I missed out on seeing the classic original line-up live, so had to content myself with No Sleep 'Til Hammersmith, which is one of my favourite live rock albums. The playing and song selection is brilliant but so is the inner sleeve with its Polaroids of life on the road - Philthy's 'Self as Shazbot' always made me laugh, even though I wasn't entirely sure what it meant - and dedications to Special Brew and Smirnoff. This was what rock was all about.
It wasn't until about 1986 that I saw 'Head on the Orgasmatron tour. I say 'saw them' but I'd consumed so much Special Brew in preparation that I don't remember too much about the gig. This is especially galling as I bumped into a mate who was on the crew and he got me and my mate Welsh Andy backstage after the gig. So, I nearly met Lemmy!
If truth be told, I lost touch with Motorhead after that. Although they continued to be a big band, Lemmy's biography White Line Fever reveals his exasperation with this sort of attitude. He became bored with playing the old stuff, especially Ace of Spades, as he thought the later line-ups, and especially the last one, were superior to the early stuff.
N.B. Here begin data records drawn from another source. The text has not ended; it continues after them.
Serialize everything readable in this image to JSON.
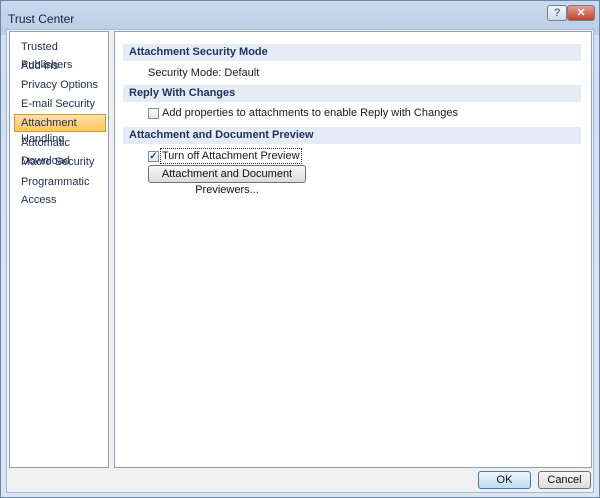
{
  "window": {
    "title": "Trust Center",
    "help_label": "?",
    "close_label": "✕"
  },
  "sidebar": {
    "items": [
      {
        "label": "Trusted Publishers",
        "selected": false
      },
      {
        "label": "Add-ins",
        "selected": false
      },
      {
        "label": "Privacy Options",
        "selected": false
      },
      {
        "label": "E-mail Security",
        "selected": false
      },
      {
        "label": "Attachment Handling",
        "selected": true
      },
      {
        "label": "Automatic Download",
        "selected": false
      },
      {
        "label": "Macro Security",
        "selected": false
      },
      {
        "label": "Programmatic Access",
        "selected": false
      }
    ]
  },
  "main": {
    "attachment_security": {
      "header": "Attachment Security Mode",
      "mode_text": "Security Mode: Default"
    },
    "reply_with_changes": {
      "header": "Reply With Changes",
      "checkbox_label": "Add properties to attachments to enable Reply with Changes",
      "checked": false
    },
    "preview": {
      "header": "Attachment and Document Preview",
      "checkbox_label": "Turn off Attachment Preview",
      "checked": true,
      "button_label": "Attachment and Document Previewers..."
    }
  },
  "footer": {
    "ok_label": "OK",
    "cancel_label": "Cancel"
  }
}
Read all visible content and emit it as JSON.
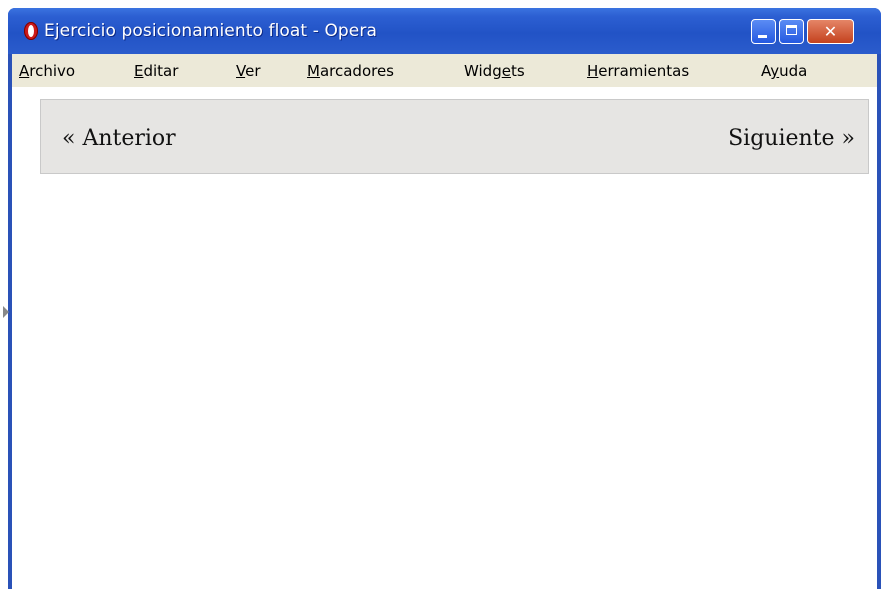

Technically, he may have had a point, but it's hard to argue that the Lemmy, Fast Eddie, Philthy line up is closest to the heart of most fans. Certainly to mine.
Having said that, when I last saw Motorhead about 10 years ago, they were amazing. I thought of Lemmy as old even by then, so was quite astonished at his dynamism on stage. Yes, they play fast, but he was jiving all over the Kentish Town Forum stage, spinning on his Cuban heels and generally acting like a guy half his age. Phil Campbell might be an excellent guitarist, but he didn't have the moves like his boss. It must have been all those years doing the dance halls before he got the Hawkwind gig.
It was a nice reminder that Lemmy was still around and still doing it. Not that he'd ever been that low profile. Unlike most musicians, Lemmy was a smart character which is why he was a staple of chat shows and other non-music related events - he once addressed the Welsh parliament on drug use. He could hold court and hold his own on many subjects from history and philosophy to politics, and then throw in a filthy joke for good measure.
He had hinterland, as politicians like to say. Although he defined Motorhead, he wasn't defined by it. He loved life and he lived it how he wanted to.
And although he didn't want to live forever, he had a damn good innings. RIP squire.